With these in mind, Justice Dooley explains that he would direct the Defender General to reappoint state-funded counsel to petitioner. He believes that the Defender General applied the wrong standard in reviewing petitioner’s case—one of merit, and not frivolity, as the statute and In re S.C. require. Justice Dooley thinks the majority ignores the standard in In re S.C. of requiring appointed counsel to pursue all but the rarest case that truly is frivolous. He sees the majority’s opinion as fodder for the Defender General to refuse to fund representation more often, not rarely.

In essence, Justice Dooley accuses the majority of adopting a “magic words” standard for reviewing a Defender General’s decision to decline representation. Regardless of whether a prisoner’s case is reviewed for merit or frivolity, if the Defender General makes the “boilerplate statement” that matches the language in Section 5233, the SCOV will infer compliance, look no further, and deny a prisoner appointed counsel.

Justice Dooley notes that petitioner’s public defender found a nonfrivolous basis for his case, which is why she filed the appeal, but that the Defender General was not required to review petitioner’s case for frivolity. The dissent thinks the majority’s new standard veers away from Section 5233 and Bailey, a decision Justice Dooley does not believe endorses this new “magic words standard to deny all legal representation to a PCR plaintiff.”
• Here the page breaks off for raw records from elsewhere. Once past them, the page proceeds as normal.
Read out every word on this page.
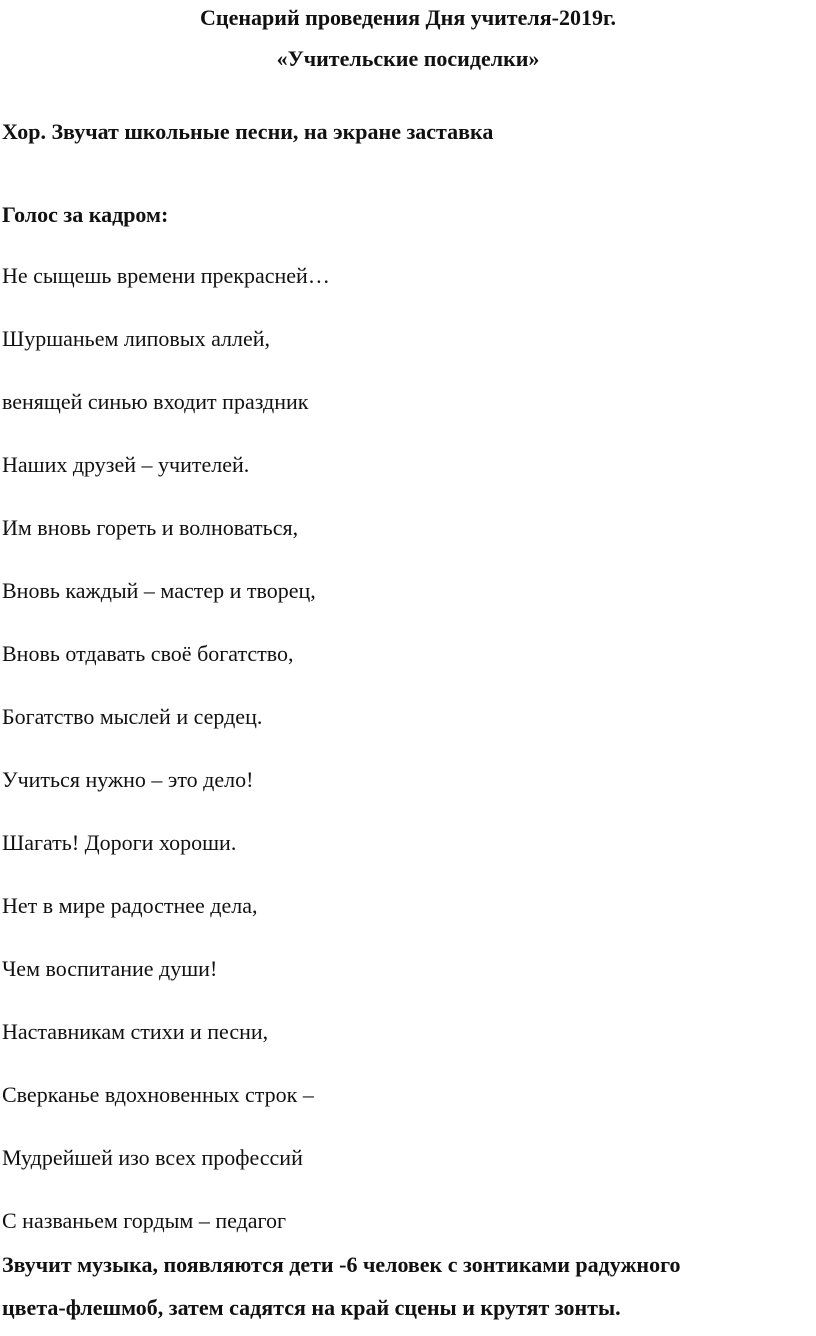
Сценарий проведения Дня учителя-2019г.
«Учительские посиделки»
Хор. Звучат школьные песни, на экране заставка
Голос за кадром:
Не сыщешь времени прекрасней…
Шуршаньем липовых аллей,
венящей синью входит праздник
Наших друзей – учителей.
Им вновь гореть и волноваться,
Вновь каждый – мастер и творец,
Вновь отдавать своё богатство,
Богатство мыслей и сердец.
Учиться нужно – это дело!
Шагать! Дороги хороши.
Нет в мире радостнее дела,
Чем воспитание души!
Наставникам стихи и песни,
Сверканье вдохновенных строк –
Мудрейшей изо всех профессий
С названьем гордым – педагог
Звучит музыка, появляются дети -6 человек с зонтиками радужного
цвета-флешмоб, затем садятся на край сцены и крутят зонты.
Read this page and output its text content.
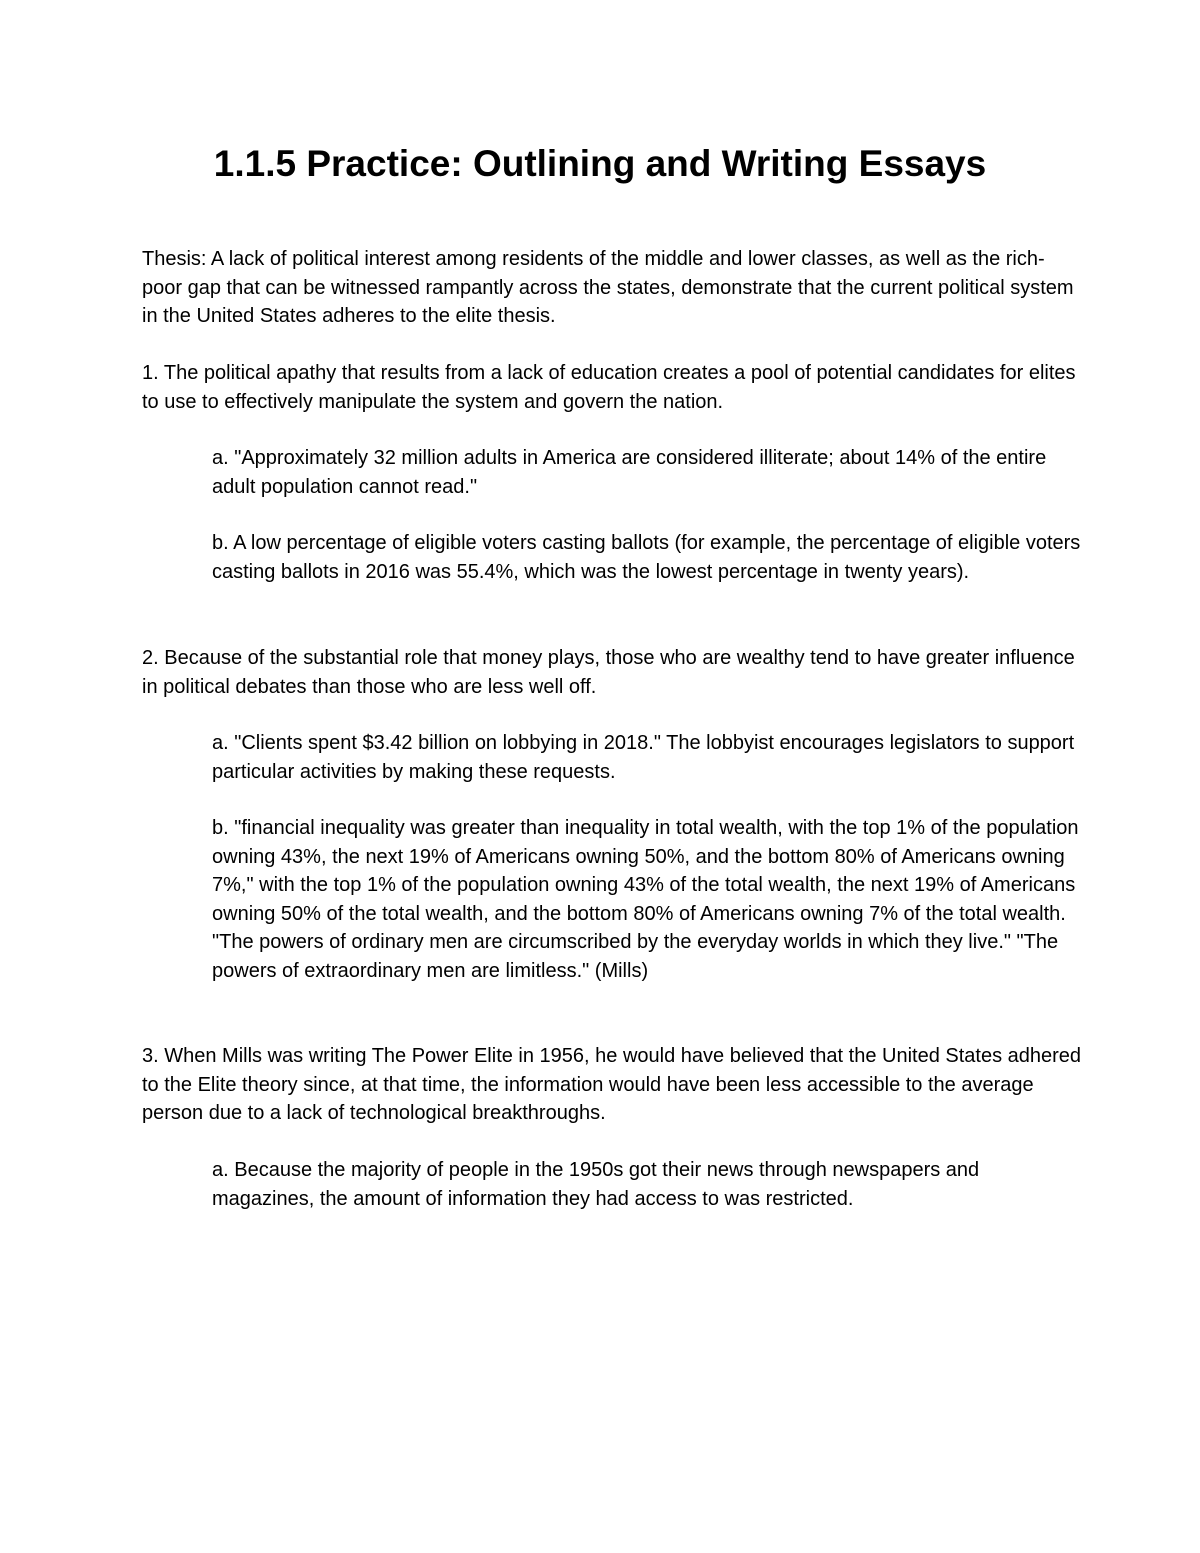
1.1.5 Practice: Outlining and Writing Essays

Thesis: A lack of political interest among residents of the middle and lower classes, as well as the rich-poor gap that can be witnessed rampantly across the states, demonstrate that the current political system in the United States adheres to the elite thesis.

1. The political apathy that results from a lack of education creates a pool of potential candidates for elites to use to effectively manipulate the system and govern the nation.

a. "Approximately 32 million adults in America are considered illiterate; about 14% of the entire adult population cannot read."

b. A low percentage of eligible voters casting ballots (for example, the percentage of eligible voters casting ballots in 2016 was 55.4%, which was the lowest percentage in twenty years).

2. Because of the substantial role that money plays, those who are wealthy tend to have greater influence in political debates than those who are less well off.

a. "Clients spent $3.42 billion on lobbying in 2018." The lobbyist encourages legislators to support particular activities by making these requests.

b. "financial inequality was greater than inequality in total wealth, with the top 1% of the population owning 43%, the next 19% of Americans owning 50%, and the bottom 80% of Americans owning 7%," with the top 1% of the population owning 43% of the total wealth, the next 19% of Americans owning 50% of the total wealth, and the bottom 80% of Americans owning 7% of the total wealth. "The powers of ordinary men are circumscribed by the everyday worlds in which they live." "The powers of extraordinary men are limitless." (Mills)

3. When Mills was writing The Power Elite in 1956, he would have believed that the United States adhered to the Elite theory since, at that time, the information would have been less accessible to the average person due to a lack of technological breakthroughs.

a. Because the majority of people in the 1950s got their news through newspapers and magazines, the amount of information they had access to was restricted.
If ever there was a case to take a closer look at the Defender General’s evaluation procedure or reassign a case to be reevaluated under the “rare case” standard set out in In re S.C., this is it according to the dissent because it appears that the wrong standard was applied to review petitioner’s case. The secrecy of the review process, and the fact that at least one of the Defender General’s reviewing attorneys, the public defender who filed the appeal, found some basis for pursuit, indicates that something is rotten in the review process.

Justice Dooley notes his conclusion in his concurring opinion in In re Crannell that, if a public defender or the Defender General takes the first step of representation, such as happened here when the public defender filed the appeal, appointed counsel has given up the right to withdraw claiming frivolity. Because jumping ship after initiating an appeal harms the client, Justice Dooley would apply his standard in Crannell to an appeal and require the Defender General to be bound by its public defender’s opinion that petitioner’s case is not frivolous.

Unfortunately for petitioner, the SCOV gives the green light to appointed counsel to step out and leave petitioner up effluent creek without a paddle. There is at least a glimmer of hope in the SCOV’s statement that it might ask the Defender General to reconsider if it thinks petitioner has a shot. He has potentially 66 more years on his hands to convince someone to help him row.